If you enjoyed this blog, stay tuned for part two. If you would like to be updated as soon as possible when it comes out, write your email and credit card information on a piece of paper and give it to me, and I'll see what I can do.

Footnotes

[1] If this is an inaccurate description, email me a better one.

[2] To explain the cursed patch: cmake kept trying to use Xcode/Apple clang binaries, and I tried to override it with environmental variables, but it didn't work for some reason. Basically, cmake is configured wrongly for some reason. So I manually specified the path in CMakeList.txt. Also there was an error about "errno" missing, and idk, importing the C header made it compile.
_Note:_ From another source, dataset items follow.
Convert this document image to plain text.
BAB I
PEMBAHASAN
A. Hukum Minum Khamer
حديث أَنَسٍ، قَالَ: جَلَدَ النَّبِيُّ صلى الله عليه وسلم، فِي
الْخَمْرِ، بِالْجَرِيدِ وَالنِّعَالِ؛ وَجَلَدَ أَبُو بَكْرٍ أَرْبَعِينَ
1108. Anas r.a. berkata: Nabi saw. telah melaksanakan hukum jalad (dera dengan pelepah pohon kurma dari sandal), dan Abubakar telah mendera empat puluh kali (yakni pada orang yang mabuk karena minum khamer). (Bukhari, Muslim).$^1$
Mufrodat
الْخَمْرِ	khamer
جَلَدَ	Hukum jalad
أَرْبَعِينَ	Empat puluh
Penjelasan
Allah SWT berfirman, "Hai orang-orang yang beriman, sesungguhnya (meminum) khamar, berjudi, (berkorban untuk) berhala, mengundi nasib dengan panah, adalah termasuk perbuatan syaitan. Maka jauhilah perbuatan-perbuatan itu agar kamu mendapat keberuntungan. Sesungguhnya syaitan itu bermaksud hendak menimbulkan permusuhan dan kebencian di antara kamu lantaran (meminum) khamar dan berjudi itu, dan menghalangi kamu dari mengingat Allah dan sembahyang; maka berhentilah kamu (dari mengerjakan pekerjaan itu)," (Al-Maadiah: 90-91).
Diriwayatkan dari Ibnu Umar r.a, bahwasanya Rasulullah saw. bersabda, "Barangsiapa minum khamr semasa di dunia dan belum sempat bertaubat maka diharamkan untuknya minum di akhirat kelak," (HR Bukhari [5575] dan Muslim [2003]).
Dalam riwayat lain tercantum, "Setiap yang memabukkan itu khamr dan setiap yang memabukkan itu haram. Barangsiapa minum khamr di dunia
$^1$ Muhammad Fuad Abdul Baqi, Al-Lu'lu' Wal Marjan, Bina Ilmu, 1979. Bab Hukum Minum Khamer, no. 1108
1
[3] Obviously, DeepSeek is using a different tokenizer than OpenAI, but I wasn't going to look too deeply into this.

[4] Again, I don't understand Ollama's architecture very well, so this is as best as I can explain it. Feel free to share a better description.

[5] Again I'm calculating the token numbers using OpenAI's tokenizer, so this is an approximation. According to the Ollama documentation, the JSON response from curl will output the actual number of tokens; however, for some reason, my Terminal truncated the output.